In the lab I supervise BSc and BMedSci undergraduates. I also take MRes students, and MSc students on the MSc Oncology and MSc Molecular Diagnostic courses.
I am currently the primary supervisor for 4 PhD students (Sophie Roper, Macha Aldighieri, Christine Mitoko and Alice Cardall) and an MRes student (Hannah Jackson) second supervisor for another 3 PhD students ( Ash, Maria, Emmanuel). I am advisor to another 3 PhD students and I have several medical student tutees.
My research is mainly focused on two specific types of children's brain tumours: medulloblastoma and ependymoma both of which are inherently drug resistant. I am interested in the link between drug resistance and cell migration (metastasis or local invasion). In order to understand cell migration and reflect the levels of drug resistance seen in patient brains we need to use models that accurately model the tumour microenvironment. We are developing 3D models either as spheroids or tumour cells/clusters embedded in basement membrane extract or tailored hydrogels.

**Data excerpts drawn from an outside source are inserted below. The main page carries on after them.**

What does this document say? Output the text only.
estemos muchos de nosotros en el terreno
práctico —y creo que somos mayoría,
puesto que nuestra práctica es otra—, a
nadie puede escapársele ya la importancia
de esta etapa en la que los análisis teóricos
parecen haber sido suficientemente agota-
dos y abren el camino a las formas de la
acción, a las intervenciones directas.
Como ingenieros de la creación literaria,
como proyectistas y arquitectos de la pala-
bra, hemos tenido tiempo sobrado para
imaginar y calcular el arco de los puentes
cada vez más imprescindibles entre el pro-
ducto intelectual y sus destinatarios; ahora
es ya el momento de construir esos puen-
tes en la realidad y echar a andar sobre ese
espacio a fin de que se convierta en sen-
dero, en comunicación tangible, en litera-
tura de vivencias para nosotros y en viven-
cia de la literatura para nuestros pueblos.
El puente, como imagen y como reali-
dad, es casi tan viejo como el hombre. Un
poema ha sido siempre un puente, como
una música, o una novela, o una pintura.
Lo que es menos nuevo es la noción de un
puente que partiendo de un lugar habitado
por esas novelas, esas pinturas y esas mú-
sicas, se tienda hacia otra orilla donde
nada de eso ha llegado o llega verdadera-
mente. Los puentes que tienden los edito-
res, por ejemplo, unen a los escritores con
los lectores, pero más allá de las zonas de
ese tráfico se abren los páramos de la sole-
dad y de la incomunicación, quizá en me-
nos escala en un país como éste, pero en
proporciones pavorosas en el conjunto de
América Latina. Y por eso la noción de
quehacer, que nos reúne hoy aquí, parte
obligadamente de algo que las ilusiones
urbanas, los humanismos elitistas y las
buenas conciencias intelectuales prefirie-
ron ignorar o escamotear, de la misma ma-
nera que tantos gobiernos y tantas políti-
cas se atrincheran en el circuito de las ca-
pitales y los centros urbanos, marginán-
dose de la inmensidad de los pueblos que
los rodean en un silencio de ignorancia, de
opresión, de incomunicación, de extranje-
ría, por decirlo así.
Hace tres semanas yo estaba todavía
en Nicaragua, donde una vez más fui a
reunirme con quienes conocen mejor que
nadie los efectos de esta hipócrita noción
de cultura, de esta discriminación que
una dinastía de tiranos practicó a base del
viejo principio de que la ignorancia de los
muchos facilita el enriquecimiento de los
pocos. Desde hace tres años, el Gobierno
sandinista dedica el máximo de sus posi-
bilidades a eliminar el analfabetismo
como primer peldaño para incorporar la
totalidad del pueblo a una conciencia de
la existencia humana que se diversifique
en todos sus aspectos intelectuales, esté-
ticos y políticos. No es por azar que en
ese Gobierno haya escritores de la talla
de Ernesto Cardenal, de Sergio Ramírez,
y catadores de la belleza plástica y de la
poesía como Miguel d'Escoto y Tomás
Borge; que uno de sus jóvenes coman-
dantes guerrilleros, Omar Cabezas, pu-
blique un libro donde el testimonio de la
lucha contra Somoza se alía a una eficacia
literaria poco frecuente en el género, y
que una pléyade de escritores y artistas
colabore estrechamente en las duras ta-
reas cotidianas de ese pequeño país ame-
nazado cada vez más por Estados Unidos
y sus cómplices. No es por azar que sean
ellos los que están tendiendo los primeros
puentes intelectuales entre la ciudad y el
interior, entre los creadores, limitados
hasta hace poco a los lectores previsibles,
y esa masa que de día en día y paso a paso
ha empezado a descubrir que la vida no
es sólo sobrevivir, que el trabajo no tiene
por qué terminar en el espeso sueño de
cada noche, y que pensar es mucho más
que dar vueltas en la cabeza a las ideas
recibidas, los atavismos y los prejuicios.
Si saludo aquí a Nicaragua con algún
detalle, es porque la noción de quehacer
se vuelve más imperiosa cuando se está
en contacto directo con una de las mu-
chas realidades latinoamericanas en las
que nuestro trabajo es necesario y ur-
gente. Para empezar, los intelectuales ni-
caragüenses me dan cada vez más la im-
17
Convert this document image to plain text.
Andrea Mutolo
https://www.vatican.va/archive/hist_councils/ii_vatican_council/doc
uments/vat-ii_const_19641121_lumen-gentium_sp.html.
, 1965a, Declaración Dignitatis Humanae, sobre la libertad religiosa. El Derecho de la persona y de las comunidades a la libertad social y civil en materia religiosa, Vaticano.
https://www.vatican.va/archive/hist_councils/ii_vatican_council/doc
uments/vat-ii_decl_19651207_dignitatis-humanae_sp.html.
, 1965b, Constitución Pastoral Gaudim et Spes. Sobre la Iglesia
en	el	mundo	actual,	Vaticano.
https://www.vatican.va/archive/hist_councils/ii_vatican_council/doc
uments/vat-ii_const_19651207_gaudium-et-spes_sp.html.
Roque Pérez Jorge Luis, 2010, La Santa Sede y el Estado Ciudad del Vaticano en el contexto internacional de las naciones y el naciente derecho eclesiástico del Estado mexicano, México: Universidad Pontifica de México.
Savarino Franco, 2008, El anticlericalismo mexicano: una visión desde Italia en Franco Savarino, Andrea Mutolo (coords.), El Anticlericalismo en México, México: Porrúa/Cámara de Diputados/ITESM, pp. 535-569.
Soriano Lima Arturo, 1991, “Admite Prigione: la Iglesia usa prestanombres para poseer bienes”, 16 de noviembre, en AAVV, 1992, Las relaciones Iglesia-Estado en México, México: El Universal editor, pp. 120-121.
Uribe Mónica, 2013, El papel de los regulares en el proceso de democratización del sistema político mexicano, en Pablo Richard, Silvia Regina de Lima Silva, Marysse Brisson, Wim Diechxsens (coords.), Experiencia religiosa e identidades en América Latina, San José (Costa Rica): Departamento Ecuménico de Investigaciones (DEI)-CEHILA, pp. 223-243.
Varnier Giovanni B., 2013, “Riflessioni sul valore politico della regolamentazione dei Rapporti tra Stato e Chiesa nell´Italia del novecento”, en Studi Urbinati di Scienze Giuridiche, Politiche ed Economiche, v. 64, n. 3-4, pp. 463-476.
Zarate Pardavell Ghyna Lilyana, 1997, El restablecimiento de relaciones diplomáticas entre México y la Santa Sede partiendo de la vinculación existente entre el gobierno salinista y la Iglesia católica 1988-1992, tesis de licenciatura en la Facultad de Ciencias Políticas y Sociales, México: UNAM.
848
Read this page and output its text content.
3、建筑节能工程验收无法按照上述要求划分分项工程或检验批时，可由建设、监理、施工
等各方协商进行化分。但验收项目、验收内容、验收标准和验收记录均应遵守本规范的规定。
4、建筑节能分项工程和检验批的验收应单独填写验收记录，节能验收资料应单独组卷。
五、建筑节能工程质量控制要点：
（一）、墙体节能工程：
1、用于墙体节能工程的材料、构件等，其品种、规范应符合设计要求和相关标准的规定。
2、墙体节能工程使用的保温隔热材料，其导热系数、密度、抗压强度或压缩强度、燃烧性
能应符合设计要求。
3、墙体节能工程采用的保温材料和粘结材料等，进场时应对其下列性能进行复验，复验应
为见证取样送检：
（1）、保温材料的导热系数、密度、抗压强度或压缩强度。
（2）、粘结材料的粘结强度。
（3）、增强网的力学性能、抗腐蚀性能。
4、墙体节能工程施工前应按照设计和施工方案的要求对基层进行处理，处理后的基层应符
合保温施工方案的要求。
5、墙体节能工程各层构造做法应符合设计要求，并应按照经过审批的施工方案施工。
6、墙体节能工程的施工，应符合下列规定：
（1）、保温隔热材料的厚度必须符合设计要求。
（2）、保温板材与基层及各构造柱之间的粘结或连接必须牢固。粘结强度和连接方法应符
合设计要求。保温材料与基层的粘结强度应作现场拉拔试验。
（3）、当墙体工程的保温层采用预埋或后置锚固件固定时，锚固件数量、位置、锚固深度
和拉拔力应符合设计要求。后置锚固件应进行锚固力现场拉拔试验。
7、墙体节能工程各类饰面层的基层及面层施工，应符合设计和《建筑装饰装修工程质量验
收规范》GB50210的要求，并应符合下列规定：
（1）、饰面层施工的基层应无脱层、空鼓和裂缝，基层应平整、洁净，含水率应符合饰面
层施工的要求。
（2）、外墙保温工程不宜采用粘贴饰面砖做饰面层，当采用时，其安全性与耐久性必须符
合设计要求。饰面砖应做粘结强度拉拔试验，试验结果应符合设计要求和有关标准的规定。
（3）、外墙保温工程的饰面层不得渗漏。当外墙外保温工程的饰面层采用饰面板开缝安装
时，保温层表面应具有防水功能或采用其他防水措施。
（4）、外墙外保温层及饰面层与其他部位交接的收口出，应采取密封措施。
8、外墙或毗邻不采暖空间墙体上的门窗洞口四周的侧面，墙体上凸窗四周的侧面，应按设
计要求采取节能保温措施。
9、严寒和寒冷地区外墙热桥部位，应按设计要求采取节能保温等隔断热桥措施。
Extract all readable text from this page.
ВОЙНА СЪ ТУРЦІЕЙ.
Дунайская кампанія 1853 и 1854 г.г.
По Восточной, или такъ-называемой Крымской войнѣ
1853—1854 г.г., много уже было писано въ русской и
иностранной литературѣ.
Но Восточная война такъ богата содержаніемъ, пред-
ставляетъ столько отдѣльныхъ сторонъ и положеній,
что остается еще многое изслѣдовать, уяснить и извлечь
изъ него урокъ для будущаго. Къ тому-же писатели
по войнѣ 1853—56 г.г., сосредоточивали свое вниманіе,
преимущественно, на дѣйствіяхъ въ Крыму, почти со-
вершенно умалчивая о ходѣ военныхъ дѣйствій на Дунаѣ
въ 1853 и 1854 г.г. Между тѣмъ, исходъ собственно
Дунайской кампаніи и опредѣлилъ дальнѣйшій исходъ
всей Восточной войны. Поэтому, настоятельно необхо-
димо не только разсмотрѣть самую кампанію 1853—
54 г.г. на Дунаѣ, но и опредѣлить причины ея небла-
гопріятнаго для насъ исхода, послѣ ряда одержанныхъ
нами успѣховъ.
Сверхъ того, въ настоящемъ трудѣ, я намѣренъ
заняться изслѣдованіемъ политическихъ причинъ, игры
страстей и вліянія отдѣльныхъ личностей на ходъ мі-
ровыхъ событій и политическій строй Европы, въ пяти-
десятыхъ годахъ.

Before joining the CBTRC I worked at the MRC Toxicology unit in Leicester, investigating the transcriptional response to apoptotic inducing agents.The most informative system proved to be transforming growth factor-beta1 (TGFβ1)-induced apoptosis in FaO hepatoma. Although TGFβ1 acts via the SMAD signaling pathway to initiate de novo gene transcription, little was known about the downstream gene targets that are involved in the regulation of apoptosis. By data mining and cluster analysis of expression data I was able to identify an early response set of nine down-regulated genes that are involved in antioxidant defence that may in fact represent the primary mechanism through which TGFβ1 initiates apoptosis.
Prior to that I started my postdoctoral career in the Department of Genetics at the University of Leicester. I investigated the genetic basis of Pendred Syndrome, an autosomal recessive disorder associated with developmental abnormalities of the cochlea, sensorineural hearing loss, and diffuse thyroid enlargement. Using linkage analysis I identified the pendrin gene then 78% of the underlying mutations in 31 affected families. My PhD at the MRC Human Genetics Unit in Edinburgh was also focused on mapping and mutational analysis of another deafness disorder (Usher Syndrome Type IB).
In future we would like to produce more sophisticated models that include immune cells.